Note the the first physical offset returned by this tool. In this example, we use 4009762816. Also note the pagesize that can be found with getconf PAGESIZE.

To compute the resume_offset value, divide the physical offset by the pagesize. In this example, it is 4009762816 / 4096 = 978946.

https://wiki.archlinux.org/title/Power_management/Suspend_and_hibernate#Hibernation_into_swap_file_on_Btrfs

Thanks, I’ve done all that already however i’m going over it again and double checking everything.

cat /proc/cmdline
BOOT_IMAGE=/@/boot/vmlinuz-linux 
root=UUID=XXX rw rootflags=subvol=@ 
cryptdevice=UUID=XXX
root=/dev/mapper/luks-XXX 
resume=UUID=XXX 
resume_offset=2247940 
loglevel=3 nowatchdog nvme_load=YES

Solved the no hibernation issue! I had to regenerate the initramfs which I had somehow missed the first time around. https://wiki.archlinux.org/title/Regenerate_the_initramfs

Does it make a difference where you place resume in the HOOKS var? I placed mine before filesystems?
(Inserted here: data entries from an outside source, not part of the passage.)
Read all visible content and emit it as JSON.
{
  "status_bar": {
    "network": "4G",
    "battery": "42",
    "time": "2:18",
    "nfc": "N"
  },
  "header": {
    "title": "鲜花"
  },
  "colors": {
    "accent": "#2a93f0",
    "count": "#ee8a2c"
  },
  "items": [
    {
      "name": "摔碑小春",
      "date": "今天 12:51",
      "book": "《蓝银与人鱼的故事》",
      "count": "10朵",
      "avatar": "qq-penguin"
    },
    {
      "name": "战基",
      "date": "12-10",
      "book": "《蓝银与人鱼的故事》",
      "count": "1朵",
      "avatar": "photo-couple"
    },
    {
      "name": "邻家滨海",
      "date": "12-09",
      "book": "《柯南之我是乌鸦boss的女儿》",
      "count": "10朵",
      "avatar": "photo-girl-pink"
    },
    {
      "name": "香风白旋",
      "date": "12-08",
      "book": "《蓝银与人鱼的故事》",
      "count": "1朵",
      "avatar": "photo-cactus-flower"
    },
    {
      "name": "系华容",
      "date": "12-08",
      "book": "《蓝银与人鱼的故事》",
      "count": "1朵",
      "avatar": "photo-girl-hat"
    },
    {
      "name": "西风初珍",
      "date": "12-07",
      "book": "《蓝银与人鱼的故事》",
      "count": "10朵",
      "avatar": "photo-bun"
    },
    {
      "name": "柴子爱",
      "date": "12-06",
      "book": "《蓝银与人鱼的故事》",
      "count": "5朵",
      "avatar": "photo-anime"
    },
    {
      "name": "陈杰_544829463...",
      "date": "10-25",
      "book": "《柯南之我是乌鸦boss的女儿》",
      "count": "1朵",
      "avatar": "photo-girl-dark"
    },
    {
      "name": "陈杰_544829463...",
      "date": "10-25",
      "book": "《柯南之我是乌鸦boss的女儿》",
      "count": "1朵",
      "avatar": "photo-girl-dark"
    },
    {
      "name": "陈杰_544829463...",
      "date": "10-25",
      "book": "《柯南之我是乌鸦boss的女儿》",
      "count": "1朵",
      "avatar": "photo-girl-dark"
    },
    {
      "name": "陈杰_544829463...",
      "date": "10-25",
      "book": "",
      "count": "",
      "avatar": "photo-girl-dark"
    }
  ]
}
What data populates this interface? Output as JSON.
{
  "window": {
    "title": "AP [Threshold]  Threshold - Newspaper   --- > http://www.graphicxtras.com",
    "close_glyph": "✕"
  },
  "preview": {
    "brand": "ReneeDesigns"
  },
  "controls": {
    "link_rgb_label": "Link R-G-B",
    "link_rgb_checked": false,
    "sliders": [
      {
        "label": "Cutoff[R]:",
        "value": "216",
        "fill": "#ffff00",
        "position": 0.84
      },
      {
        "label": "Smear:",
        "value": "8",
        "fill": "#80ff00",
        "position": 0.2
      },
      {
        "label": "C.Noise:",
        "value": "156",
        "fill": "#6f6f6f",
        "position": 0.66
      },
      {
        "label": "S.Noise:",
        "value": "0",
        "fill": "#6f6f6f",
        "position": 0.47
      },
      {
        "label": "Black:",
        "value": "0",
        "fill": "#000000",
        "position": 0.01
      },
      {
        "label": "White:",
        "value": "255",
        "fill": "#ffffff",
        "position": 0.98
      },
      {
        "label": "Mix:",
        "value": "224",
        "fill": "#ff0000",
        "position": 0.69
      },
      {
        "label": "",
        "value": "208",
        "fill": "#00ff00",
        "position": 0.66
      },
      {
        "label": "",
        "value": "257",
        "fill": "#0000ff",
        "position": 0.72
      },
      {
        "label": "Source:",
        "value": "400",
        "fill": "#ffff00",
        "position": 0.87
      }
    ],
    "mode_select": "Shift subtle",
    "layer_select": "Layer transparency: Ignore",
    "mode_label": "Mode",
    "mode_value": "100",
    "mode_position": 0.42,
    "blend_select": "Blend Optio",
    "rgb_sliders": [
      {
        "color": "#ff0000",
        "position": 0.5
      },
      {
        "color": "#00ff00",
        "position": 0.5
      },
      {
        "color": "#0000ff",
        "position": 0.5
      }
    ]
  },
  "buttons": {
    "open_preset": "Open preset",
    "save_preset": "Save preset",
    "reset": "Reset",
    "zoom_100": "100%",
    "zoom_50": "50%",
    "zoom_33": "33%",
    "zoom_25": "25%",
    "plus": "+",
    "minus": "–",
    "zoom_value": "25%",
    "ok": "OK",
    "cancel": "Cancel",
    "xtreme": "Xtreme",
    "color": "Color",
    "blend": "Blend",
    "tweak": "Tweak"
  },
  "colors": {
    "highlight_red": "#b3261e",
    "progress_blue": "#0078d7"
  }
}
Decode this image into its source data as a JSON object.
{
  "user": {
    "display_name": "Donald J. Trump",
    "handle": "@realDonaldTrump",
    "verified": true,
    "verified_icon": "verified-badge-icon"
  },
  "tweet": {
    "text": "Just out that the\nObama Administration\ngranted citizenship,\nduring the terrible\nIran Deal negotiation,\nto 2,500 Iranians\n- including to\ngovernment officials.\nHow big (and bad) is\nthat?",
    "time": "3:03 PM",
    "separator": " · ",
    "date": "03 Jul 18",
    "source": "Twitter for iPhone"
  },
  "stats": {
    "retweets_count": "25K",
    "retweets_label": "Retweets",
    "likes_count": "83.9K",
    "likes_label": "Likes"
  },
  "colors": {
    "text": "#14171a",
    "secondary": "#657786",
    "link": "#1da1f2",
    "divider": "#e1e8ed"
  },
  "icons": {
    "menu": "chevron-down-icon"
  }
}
HOOKS="base udev autodetect modconf block keyboard keymap consolefont encrypt resume filesystems"

The 1 minute wake up time from suspend is still happening, but I’m just going to leave that for now, got other issues to solve (audio, display)

Sorry for the necro- bump, but this instantly clarified the matter with this system that is not using a swap partition.